A Randomized Phase 3 Clinical Trial Investigating Optimal Duration of Oxaliplatin Administration in Postoperative XELOX (Oxaliplatin + Capecitabine) Adjuvant Chemotherapy for the Patients With Stage II/III Gastric Cancer

XELOX (oxaliplatin + capecitabine) combination chemotherapy is considered a standard adjuvant treatment for curatively resected gastric cancer patients after it proved its effecacy in the CLASSIC trial. Adjuvant XELOX chemotherapy is a long-term treatment with a total treatment period of 6 months and it is known that about 33% of patients cannot complete treatment schedule due to side effects. In particular, peripheral neuropathy, which is caused by the cumulative administration of oxaliplatin, is a major cause of lowering the patient's quality of life and treatment compliance, and it is known that the incidence rate increases when standard XELOX treatment is continued for more than 6 cycles.
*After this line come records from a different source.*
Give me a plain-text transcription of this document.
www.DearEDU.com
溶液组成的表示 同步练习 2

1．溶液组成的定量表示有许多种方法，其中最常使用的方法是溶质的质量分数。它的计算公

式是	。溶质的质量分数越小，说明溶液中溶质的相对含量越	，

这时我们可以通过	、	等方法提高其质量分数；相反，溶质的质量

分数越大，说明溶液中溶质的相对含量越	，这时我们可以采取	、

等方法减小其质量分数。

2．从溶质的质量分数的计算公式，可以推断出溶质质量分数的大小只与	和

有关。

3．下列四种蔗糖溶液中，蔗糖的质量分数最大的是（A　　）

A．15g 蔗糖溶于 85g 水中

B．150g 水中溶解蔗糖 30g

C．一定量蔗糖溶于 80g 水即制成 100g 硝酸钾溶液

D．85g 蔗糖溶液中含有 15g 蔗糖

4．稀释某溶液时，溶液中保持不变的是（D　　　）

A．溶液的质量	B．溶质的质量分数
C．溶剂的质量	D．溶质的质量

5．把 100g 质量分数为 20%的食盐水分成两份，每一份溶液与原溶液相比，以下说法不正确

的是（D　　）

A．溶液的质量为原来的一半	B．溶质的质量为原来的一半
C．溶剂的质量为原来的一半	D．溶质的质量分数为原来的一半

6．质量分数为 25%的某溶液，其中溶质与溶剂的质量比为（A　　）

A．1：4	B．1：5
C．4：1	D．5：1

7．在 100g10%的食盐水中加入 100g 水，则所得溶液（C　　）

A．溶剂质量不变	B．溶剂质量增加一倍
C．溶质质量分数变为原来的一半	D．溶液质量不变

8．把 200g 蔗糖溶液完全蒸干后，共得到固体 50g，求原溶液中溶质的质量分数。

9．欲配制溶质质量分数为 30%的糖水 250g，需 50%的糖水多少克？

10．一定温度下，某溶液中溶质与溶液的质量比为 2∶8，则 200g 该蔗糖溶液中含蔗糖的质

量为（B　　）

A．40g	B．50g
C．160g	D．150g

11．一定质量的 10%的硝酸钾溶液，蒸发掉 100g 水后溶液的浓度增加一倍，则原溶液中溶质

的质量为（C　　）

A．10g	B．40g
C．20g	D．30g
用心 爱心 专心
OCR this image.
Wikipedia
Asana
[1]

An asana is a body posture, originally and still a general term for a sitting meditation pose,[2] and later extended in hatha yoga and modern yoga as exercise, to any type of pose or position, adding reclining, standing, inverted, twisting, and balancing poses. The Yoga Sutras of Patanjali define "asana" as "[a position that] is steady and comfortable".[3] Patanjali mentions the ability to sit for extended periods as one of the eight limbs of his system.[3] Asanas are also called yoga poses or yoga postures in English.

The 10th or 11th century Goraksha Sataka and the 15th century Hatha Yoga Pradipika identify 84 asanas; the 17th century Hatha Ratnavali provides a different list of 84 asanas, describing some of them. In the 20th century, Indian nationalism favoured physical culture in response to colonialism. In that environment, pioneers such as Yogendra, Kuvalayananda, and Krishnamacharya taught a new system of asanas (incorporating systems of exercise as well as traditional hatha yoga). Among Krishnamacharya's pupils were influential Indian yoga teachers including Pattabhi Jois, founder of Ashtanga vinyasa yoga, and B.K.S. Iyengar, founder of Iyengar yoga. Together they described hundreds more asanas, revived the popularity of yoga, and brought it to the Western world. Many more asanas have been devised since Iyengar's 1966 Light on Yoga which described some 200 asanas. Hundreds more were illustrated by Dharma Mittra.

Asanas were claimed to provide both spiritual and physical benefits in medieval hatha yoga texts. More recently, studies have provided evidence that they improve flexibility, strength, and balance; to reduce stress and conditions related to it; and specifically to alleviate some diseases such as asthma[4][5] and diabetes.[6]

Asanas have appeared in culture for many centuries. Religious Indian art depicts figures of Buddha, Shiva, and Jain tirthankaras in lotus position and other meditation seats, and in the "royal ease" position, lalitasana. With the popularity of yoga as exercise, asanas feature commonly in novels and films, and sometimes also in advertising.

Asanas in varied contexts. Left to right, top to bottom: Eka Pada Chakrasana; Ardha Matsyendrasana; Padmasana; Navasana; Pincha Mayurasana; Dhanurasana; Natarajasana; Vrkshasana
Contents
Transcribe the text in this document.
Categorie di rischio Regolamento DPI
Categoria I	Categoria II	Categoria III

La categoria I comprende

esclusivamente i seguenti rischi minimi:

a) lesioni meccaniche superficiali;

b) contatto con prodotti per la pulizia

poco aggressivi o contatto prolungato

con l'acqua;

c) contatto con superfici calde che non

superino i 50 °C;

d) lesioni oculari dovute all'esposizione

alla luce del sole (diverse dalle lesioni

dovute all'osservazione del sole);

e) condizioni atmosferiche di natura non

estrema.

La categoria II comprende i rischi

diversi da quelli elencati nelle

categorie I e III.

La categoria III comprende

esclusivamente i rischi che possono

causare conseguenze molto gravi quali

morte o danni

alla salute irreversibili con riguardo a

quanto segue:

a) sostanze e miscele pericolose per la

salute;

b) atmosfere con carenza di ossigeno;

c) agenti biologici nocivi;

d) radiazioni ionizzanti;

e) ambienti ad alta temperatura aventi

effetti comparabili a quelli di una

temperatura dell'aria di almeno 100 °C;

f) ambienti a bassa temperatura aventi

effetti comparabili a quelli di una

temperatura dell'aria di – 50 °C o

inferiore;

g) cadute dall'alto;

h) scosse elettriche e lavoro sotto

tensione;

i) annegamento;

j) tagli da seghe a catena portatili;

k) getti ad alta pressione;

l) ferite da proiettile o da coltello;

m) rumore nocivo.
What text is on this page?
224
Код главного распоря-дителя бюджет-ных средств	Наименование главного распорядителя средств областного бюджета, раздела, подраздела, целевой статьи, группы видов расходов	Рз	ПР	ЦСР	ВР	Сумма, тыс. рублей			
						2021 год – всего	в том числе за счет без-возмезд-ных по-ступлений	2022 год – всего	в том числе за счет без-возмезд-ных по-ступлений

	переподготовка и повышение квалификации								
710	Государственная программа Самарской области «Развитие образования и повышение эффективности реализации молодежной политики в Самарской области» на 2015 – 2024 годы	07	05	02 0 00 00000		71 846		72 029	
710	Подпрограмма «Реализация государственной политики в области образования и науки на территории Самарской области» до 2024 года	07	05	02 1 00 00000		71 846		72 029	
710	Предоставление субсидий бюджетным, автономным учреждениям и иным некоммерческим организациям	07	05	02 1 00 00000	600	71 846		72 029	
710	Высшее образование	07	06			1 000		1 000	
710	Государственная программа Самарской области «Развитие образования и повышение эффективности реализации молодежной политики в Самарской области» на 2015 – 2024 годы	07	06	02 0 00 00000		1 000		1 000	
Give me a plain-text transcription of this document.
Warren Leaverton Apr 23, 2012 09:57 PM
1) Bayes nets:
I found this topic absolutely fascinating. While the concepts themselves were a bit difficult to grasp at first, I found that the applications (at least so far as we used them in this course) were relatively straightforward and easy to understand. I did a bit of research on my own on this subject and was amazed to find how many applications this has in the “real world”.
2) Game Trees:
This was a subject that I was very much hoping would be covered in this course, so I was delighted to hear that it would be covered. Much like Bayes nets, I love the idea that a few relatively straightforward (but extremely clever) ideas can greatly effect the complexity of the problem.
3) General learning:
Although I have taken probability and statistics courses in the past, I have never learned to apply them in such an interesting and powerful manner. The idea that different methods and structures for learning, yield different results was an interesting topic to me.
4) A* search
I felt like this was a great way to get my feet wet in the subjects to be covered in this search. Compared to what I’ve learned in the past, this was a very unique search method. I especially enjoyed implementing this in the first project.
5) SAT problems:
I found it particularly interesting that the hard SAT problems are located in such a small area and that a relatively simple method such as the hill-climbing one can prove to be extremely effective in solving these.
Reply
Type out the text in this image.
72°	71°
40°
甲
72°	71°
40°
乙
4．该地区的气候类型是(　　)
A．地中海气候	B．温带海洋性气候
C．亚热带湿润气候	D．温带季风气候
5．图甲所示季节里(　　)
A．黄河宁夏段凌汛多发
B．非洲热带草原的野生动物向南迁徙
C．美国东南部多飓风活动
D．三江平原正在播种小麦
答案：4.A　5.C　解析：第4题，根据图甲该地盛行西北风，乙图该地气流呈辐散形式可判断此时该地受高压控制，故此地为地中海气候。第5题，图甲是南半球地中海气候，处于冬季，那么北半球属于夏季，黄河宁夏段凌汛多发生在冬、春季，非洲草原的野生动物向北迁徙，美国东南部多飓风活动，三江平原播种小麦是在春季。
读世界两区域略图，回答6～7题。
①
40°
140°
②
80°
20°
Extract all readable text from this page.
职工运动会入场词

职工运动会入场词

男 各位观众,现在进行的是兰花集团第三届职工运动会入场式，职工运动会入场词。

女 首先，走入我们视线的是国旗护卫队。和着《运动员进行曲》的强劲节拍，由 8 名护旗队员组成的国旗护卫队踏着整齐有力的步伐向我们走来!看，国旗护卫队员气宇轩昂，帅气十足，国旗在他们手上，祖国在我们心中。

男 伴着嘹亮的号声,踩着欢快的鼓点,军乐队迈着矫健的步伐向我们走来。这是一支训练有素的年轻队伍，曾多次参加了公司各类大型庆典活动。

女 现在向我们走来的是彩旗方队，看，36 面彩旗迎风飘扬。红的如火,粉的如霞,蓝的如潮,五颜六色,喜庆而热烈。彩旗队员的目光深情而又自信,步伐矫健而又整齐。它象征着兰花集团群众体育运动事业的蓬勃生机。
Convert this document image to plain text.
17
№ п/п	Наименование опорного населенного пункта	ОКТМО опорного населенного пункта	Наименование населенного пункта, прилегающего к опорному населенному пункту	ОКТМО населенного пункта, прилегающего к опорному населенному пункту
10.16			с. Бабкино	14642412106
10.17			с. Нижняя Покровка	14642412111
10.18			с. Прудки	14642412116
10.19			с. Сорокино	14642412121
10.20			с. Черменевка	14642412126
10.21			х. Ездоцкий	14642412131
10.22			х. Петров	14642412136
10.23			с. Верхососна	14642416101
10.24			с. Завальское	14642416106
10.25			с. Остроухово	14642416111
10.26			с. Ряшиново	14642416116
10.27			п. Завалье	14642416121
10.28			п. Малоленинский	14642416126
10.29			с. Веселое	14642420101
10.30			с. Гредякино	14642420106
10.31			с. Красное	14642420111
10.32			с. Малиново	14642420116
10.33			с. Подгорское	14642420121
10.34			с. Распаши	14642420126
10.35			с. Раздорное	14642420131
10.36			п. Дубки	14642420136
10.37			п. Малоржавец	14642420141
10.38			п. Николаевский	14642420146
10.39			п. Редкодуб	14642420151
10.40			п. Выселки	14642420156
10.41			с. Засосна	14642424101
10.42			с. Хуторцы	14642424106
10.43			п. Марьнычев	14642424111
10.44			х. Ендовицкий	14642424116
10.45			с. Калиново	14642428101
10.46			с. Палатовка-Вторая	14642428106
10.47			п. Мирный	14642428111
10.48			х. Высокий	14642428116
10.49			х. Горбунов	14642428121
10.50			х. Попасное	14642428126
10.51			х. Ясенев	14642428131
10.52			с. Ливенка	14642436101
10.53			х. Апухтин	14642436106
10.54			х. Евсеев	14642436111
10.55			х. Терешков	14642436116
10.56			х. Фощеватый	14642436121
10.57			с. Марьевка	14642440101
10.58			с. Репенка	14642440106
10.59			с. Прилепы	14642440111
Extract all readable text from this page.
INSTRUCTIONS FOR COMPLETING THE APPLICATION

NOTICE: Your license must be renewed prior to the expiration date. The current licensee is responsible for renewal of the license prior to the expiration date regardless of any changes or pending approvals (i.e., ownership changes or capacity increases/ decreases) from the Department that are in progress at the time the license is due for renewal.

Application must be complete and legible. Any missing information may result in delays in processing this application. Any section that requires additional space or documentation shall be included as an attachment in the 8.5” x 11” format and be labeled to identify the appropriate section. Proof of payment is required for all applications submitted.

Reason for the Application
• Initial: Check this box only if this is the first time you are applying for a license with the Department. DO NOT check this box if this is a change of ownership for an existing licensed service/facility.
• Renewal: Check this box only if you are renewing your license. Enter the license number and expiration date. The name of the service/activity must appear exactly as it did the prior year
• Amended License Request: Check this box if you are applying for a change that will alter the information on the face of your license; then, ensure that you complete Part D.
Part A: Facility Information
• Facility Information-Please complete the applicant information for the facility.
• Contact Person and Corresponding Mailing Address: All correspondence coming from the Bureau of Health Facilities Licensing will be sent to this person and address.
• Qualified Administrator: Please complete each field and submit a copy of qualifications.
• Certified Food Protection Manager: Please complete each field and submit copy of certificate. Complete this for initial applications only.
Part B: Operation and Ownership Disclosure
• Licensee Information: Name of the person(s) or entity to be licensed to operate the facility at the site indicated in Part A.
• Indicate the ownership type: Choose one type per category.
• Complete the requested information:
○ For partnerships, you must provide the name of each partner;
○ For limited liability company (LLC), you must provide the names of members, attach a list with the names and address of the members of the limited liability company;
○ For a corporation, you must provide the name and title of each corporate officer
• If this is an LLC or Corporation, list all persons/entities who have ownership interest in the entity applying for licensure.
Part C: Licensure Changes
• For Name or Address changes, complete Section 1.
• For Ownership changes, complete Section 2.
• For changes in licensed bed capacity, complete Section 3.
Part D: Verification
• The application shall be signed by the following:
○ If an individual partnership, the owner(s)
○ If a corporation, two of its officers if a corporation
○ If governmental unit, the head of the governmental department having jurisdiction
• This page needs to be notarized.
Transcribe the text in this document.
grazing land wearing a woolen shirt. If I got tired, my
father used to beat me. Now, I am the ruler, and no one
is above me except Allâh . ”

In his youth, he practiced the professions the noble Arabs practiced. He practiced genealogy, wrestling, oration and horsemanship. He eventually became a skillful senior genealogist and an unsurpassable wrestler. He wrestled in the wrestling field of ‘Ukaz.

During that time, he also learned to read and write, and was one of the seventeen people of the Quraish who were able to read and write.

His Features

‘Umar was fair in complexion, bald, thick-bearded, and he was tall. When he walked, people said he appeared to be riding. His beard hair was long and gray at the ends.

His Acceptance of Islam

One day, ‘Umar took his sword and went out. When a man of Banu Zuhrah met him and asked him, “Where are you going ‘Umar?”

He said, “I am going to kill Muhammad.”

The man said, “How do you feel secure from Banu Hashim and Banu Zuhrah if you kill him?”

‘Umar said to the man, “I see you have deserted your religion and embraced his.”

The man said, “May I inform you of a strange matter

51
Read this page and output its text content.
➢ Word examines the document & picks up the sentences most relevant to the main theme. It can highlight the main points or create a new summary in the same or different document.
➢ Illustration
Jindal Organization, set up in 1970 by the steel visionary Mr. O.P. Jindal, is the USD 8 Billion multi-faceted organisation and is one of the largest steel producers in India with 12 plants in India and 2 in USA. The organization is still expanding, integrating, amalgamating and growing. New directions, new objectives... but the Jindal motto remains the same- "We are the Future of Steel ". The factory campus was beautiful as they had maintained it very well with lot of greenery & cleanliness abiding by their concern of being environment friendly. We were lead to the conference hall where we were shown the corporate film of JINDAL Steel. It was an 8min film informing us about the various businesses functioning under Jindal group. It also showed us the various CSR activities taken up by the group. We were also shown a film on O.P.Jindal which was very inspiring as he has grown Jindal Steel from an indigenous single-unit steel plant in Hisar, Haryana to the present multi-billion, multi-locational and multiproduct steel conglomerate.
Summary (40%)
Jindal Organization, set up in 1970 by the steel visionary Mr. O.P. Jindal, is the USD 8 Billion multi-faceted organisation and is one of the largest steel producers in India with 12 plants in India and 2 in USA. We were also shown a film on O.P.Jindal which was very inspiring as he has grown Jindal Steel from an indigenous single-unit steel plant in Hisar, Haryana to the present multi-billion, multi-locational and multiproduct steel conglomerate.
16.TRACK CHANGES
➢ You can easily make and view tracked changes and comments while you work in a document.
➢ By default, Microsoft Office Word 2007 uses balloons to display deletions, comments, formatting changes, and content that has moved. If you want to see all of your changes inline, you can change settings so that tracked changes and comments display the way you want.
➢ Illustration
In colorectal cancer, clinical studies have been actively conducted to shorten the duration of standard adjuvant chemotherapy to reduce the peripheral sensory neuropathy caused by oxaliplatin, but there are no relevant studies in gastric cancer. This study aims to compare the efficacy and safety of reduced adjuvant XELOX treatment (4 cycles of XELOX followed by 4 cycles of capecitabine alone) to standard adjuvant XELOX treatment (8 cycles of XELOX).